The chipmaker said it had also pushed back the launch of Falcon Shores, a next-generation accelerator chip in the Max Series, to 2025 from 2024. The company also changed expectations for Falcon Shores, saying it would be available in a GPU-only configuration in 2025 and that variants with CPU cores would come later. The company previously promised that Falcon Shores would bring together x86, Xe GPU cores and memory into one chip package that can fit into a single server socket.

Intel also unveiled changes to its other segment of data center GPUs, the Intel Data Center GPU Flex Series for video transcoding, cloud gaming, virtual desktop infrastructure and AI inference workloads. These changes resulted in the cancellation of Lancaster Sound, the successor to the first-generation Flex Series GPU that launched last year. The company will instead focus on Melville Sound, which it said would provide a “significant improvement” in performance, features and covered workloads.
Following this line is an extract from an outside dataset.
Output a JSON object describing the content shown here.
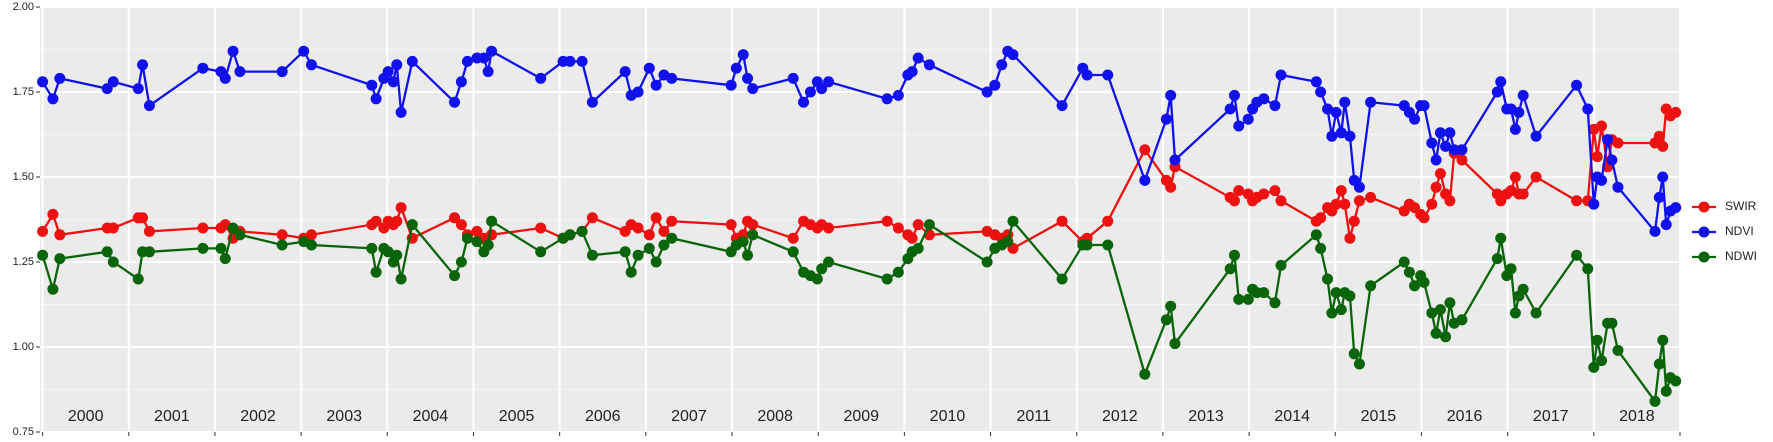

Intel unveiled further changes to plans for Falcon Shores in May, saying that the upcoming chip would no longer include variants that combine GPU and CPU cores. The company also said that it would incorporate technology from its Habana Gaudi deep learning processors into Falcon Shores. This means that there won’t be a successor to the Habana Gaudi 3 chip, which hasn’t released yet, as Intel is merging the road maps for Habana Gaudi and the Max Series GPUs.